A Igreja, dispensadora da Redenção


Segundo o Catecismo, "a indulgência é a remissão, perante Deus, da pena temporal devida pelos pecados já perdoados quanto à culpa, que o fiel bem disposto obtém em certas condições determinadas, pela intervenção da Igreja que, como dispensadora da redenção, distribui e aplica por sua autoridade o tesouro das satisfações de Cristo e dos santos" (cf. 1471).


No livro do Gênesis, narra-se a história de José do Egito, que após muitos reveses chegou a ser o administrador do Faraó: o Egito e todos os países da região passavam por uma grande escassez, que acabou se estendendo por sete anos; mas José, fazendo uso do dom da interpretação de sonhos, que recebera de Deus, havia administrado a produção de alimentos de forma que, nos anos anteriores à escassez, conseguira acumular, no Egito, alimentos mais do que suficientes para toda a população; a Bíblia nos diz que José desistiu de medir a quantidade acumulada, porque "ultrapassava toda medida" (Gn 41,49).
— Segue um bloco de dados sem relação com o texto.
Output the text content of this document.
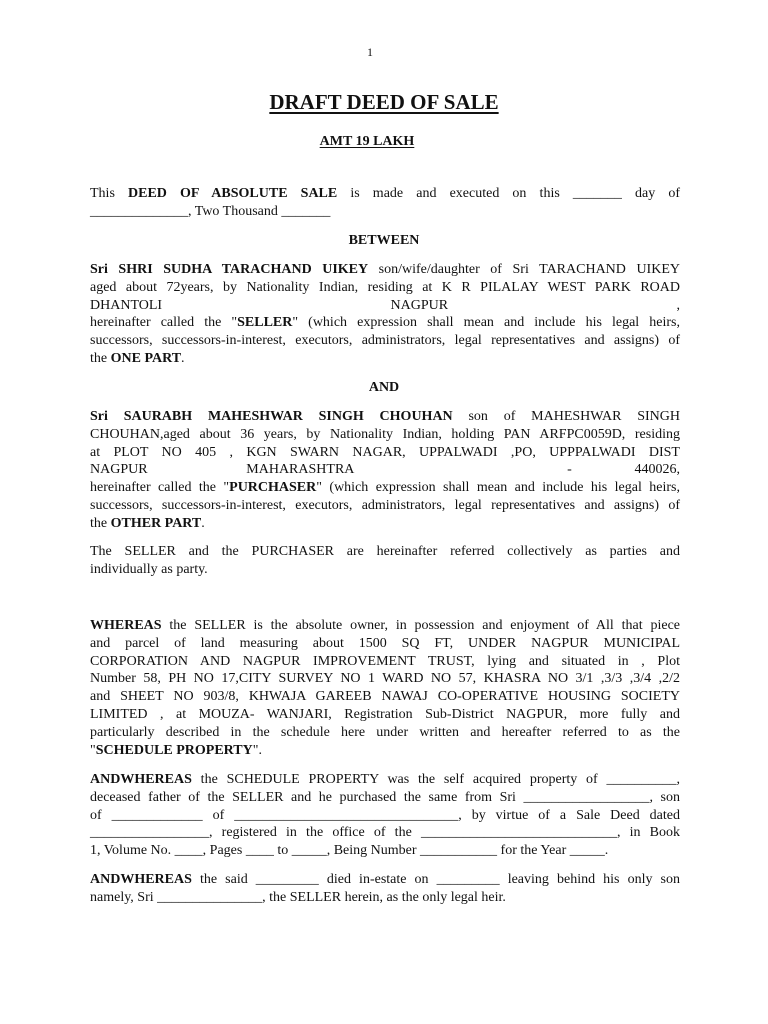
1
DRAFT DEED OF SALE
AMT 19 LAKH
This DEED OF ABSOLUTE SALE is made and executed on this _______ day of
______________, Two Thousand _______
BETWEEN
Sri SHRI SUDHA TARACHAND UIKEY son/wife/daughter of Sri TARACHAND UIKEY
aged about 72years, by Nationality Indian, residing at K R PILALAY WEST PARK ROAD
DHANTOLI	NAGPUR	,
hereinafter called the "SELLER" (which expression shall mean and include his legal heirs,
successors, successors-in-interest, executors, administrators, legal representatives and assigns) of
the ONE PART.
AND
Sri SAURABH MAHESHWAR SINGH CHOUHAN son of MAHESHWAR SINGH
CHOUHAN,aged about 36 years, by Nationality Indian, holding PAN ARFPC0059D, residing
at PLOT NO 405 , KGN SWARN NAGAR, UPPALWADI ,PO, UPPPALWADI DIST
NAGPUR	MAHARASHTRA	-	440026,
hereinafter called the "PURCHASER" (which expression shall mean and include his legal heirs,
successors, successors-in-interest, executors, administrators, legal representatives and assigns) of
the OTHER PART.
The SELLER and the PURCHASER are hereinafter referred collectively as parties and
individually as party.
WHEREAS the SELLER is the absolute owner, in possession and enjoyment of All that piece
and parcel of land measuring about 1500 SQ FT, UNDER NAGPUR MUNICIPAL
CORPORATION AND NAGPUR IMPROVEMENT TRUST, lying and situated in , Plot
Number 58, PH NO 17,CITY SURVEY NO 1 WARD NO 57, KHASRA NO 3/1 ,3/3 ,3/4 ,2/2
and SHEET NO 903/8, KHWAJA GAREEB NAWAJ CO-OPERATIVE HOUSING SOCIETY
LIMITED , at MOUZA- WANJARI, Registration Sub-District NAGPUR, more fully and
particularly described in the schedule here under written and hereafter referred to as the
"SCHEDULE PROPERTY".
ANDWHEREAS the SCHEDULE PROPERTY was the self acquired property of __________,
deceased father of the SELLER and he purchased the same from Sri __________________, son
of _____________ of ________________________________, by virtue of a Sale Deed dated
_________________, registered in the office of the ____________________________, in Book
1, Volume No. ____, Pages ____ to _____, Being Number ___________ for the Year _____.
ANDWHEREAS the said _________ died in-estate on _________ leaving behind his only son
namely, Sri _______________, the SELLER herein, as the only legal heir.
E aos que o procuravam em busca de auxílio, o Faraó lhes dizia: "Ide a José, e fazei o que ele vos disser" (Gn 41,55).


Os méritos da Redenção de Cristo foram infinitos, porque Ele é a Segunda Pessoa da Santíssima Trindade. Como Homem e Deus, suas ações têm méritos infinitos, e, portanto, Sua paixão e morte na cruz "ultrapassam toda medida": são superabundantes para perdoar toda culpa e remir toda pena. E além dos méritos de Jesus, a Igreja tem, em seu tesouro de graças, os méritos de Nossa Senhora e de todos os outros santos: assim como José do Egito, a Igreja tem como missão, recebida do próprio Deus, administrar esse tesouro, de modo a colaborar para a salvação de todos os homens.
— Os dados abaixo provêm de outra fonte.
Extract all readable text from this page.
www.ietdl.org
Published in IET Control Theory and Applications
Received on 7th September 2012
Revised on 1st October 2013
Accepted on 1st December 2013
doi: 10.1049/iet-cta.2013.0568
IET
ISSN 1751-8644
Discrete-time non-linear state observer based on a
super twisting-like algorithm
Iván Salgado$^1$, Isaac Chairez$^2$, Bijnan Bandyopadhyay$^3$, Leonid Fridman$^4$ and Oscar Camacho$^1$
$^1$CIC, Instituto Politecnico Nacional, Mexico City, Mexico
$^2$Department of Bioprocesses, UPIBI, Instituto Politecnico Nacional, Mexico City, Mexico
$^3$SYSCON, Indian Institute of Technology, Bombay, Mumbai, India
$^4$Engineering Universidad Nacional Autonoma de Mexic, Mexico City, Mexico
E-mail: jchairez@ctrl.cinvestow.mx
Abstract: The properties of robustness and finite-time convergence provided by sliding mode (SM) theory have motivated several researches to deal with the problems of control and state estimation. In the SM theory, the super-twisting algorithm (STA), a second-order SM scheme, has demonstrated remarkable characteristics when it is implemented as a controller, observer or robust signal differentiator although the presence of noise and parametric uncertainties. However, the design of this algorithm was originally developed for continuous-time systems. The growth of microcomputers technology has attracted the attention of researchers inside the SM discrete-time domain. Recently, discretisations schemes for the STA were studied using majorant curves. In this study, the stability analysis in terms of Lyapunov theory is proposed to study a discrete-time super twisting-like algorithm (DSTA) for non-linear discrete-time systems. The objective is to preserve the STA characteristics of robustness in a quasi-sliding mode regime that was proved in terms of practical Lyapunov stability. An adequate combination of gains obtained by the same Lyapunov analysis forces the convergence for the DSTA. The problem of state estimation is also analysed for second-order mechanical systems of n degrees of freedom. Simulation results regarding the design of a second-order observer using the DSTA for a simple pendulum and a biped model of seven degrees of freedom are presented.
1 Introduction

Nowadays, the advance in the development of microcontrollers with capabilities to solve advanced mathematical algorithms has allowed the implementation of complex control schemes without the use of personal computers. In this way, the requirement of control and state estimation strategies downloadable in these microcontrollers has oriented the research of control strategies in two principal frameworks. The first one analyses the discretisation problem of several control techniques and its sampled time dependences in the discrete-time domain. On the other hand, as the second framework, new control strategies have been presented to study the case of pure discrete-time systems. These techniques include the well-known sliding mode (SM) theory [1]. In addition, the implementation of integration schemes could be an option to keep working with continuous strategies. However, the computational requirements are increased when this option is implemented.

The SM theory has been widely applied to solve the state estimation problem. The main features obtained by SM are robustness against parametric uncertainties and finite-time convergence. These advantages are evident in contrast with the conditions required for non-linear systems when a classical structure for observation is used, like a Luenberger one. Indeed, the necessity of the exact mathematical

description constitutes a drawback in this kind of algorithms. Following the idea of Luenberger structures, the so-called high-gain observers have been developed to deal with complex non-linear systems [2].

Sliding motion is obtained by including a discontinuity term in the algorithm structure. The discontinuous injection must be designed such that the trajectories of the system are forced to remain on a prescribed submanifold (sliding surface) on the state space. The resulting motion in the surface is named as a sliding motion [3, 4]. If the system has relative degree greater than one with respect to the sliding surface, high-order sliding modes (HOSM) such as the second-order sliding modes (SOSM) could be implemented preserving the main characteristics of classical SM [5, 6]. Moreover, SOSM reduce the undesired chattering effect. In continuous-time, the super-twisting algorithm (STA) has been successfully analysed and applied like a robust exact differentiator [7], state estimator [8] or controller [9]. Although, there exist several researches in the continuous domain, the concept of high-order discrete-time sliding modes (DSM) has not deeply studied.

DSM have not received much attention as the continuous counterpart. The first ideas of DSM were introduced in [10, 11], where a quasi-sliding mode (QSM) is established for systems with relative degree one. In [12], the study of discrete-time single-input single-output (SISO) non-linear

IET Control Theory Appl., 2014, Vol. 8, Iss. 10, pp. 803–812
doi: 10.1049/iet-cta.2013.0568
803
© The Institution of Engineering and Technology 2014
As condições para recebermos as Indulgências


Então, podemos perguntar: "Quais as condições para recebermos as indulgências?" Basicamente, para se ganhar as indulgências em geral, são três as condições: primeiramente, a indulgência é a remissão da pena temporal, e não da culpa do pecado: esta deve ser perdoada através dos outros meios (abundantes!) que Deus nos colocou à disposição; somente assim estaremos em condições de, pelas indulgências, sermos remidos das penas temporais devidas. O estado de graça é necessário, mas este pode ser obtido enquanto realizamos as obras específicas daquela indulgência, como uma romaria, por exemplo.


Depois, vemos que as indulgências são obtidas pelo fiel bem disposto: a intenção de ganhar a indulgência é necessária, mesmo que seja genérica; como ao longo de um dia as oportunidades de ganhar indulgências são muitas, podemos manifestar a Deus, freqüentemente, a intenção de ganhar todas as indulgências que possamos. Por exemplo, ao acordar, basta manifestarmos a Deus esta intenção, e, ao longo daquele dia, lucraremos todas as indulgências possíveis, desde que as condições sejam cumpridas.
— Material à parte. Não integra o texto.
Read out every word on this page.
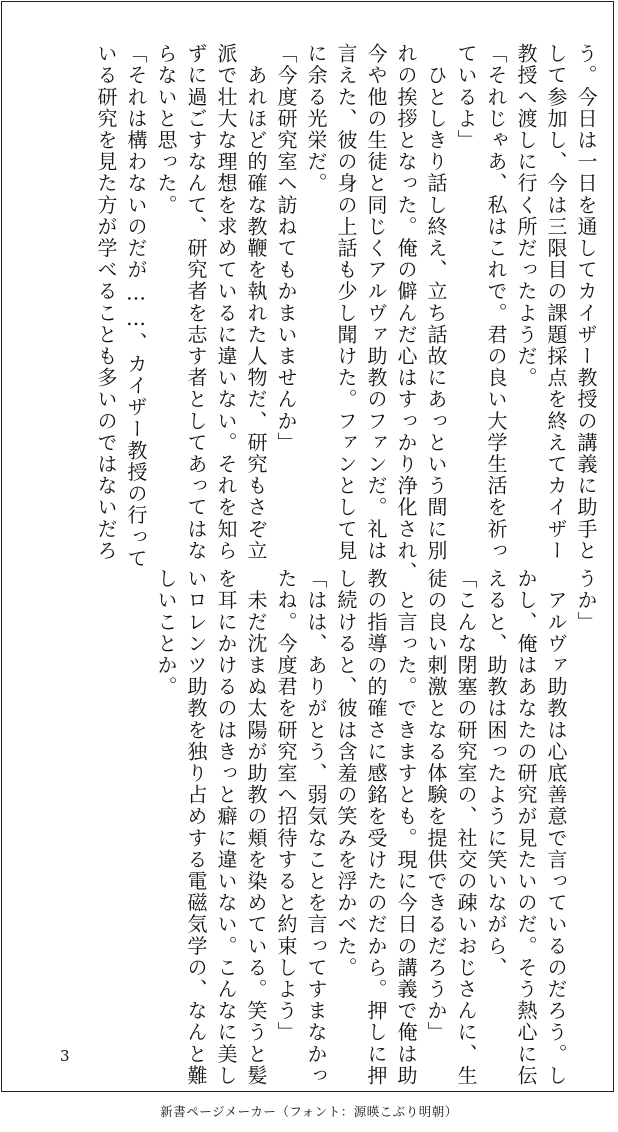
う。今日は一日を通してカイザー教授の講義に助手と
して参加し、今は三限目の課題採点を終えてカイザー
教授へ渡しに行く所だったようだ。
「それじゃあ、私はこれで。君の良い大学生活を祈っ
ているよ」
　ひとしきり話し終え、立ち話故にあっという間に別
れの挨拶となった。俺の僻んだ心はすっかり浄化され、
今や他の生徒と同じくアルヴァ助教のファンだ。礼は
言えた、彼の身の上話も少し聞けた。ファンとして見
に余る光栄だ。
「今度研究室へ訪ねてもかまいませんか」
　あれほど的確な教鞭を執れた人物だ、研究もさぞ立
派で壮大な理想を求めているに違いない。それを知ら
ずに過ごすなんて、研究者を志す者としてあってはな
らないと思った。
「それは構わないのだが……、カイザー教授の行って
いる研究を見た方が学べることも多いのではないだろ
うか」
　アルヴァ助教は心底善意で言っているのだろう。し
かし、俺はあなたの研究が見たいのだ。そう熱心に伝
えると、助教は困ったように笑いながら、
「こんな閉塞の研究室の、社交の疎いおじさんに、生
徒の良い刺激となる体験を提供できるだろうか」
　と言った。できますとも。現に今日の講義で俺は助
教の指導の的確さに感銘を受けたのだから。押しに押
し続けると、彼は含羞の笑みを浮かべた。
「はは、ありがとう、弱気なことを言ってすまなかっ
たね。今度君を研究室へ招待すると約束しよう」
　未だ沈まぬ太陽が助教の頬を染めている。笑うと髪
を耳にかけるのはきっと癖に違いない。こんなに美し
いロレンツ助教を独り占めする電磁気学の、なんと難
しいことか。
3
新書ページメーカー（フォント：源暎こぶり明朝）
E esta é a terceira condição necessária: cumprir as obras e requisitos prescritos.


Indulgências parciais e plenárias


Como "funciona" a indulgência? Existem as indulgências parciais e as plenárias: as parciais são aquelas que podem remir apenas parte da pena devida. E em que "quantidade"? Bem, a cada boa obra feita, temos remida uma parte da pena: vai depender da obra realizada, e também do amor a Deus com que realizamos a obra. Para aquelas obras que são contempladas com indulgências, a remissão devida é, digamos assim, duplicada: o valor de remissão devido à indulgência será o mesmo devido à obra realizada. Recentemente, recebi uma carta de uma pessoa amiga na qual havia um artigo falando do "supermercado do Céu": era uma bonita comparação, falando sobre as virtudes que necessitamos neste caminho rumo ao Criador. Seguindo a mesma linha de comparação, podemos dizer que as indulgências são como uma "promoção de supermercado": pague um e leve dois!


Já as indulgências plenárias têm o poder de remir toda a pena devida, mas não quer dizer que isso ocorra sempre: se vamos a uma fonte buscar água, a quantidade que traremos dependerá do recipiente que levarmos. Com relação às indulgências plenárias, ocorre de modo semelhante: a remissão que conseguiremos dependerá das disposições que tivermos. Para lucrarmos a remissão de absolutamente toda a pena devida, através de uma indulgência plenária, é necessário estarmos desprendidos de todo pecado, até mesmo dos veniais, e termos um propósito firme de evitar todo pecado, deste momento em diante. Apesar de estas condições serem difíceis de se conseguir, a Igreja concede, pelo menos em parte, a remissão devida, proporcionalmente às nossas disposições.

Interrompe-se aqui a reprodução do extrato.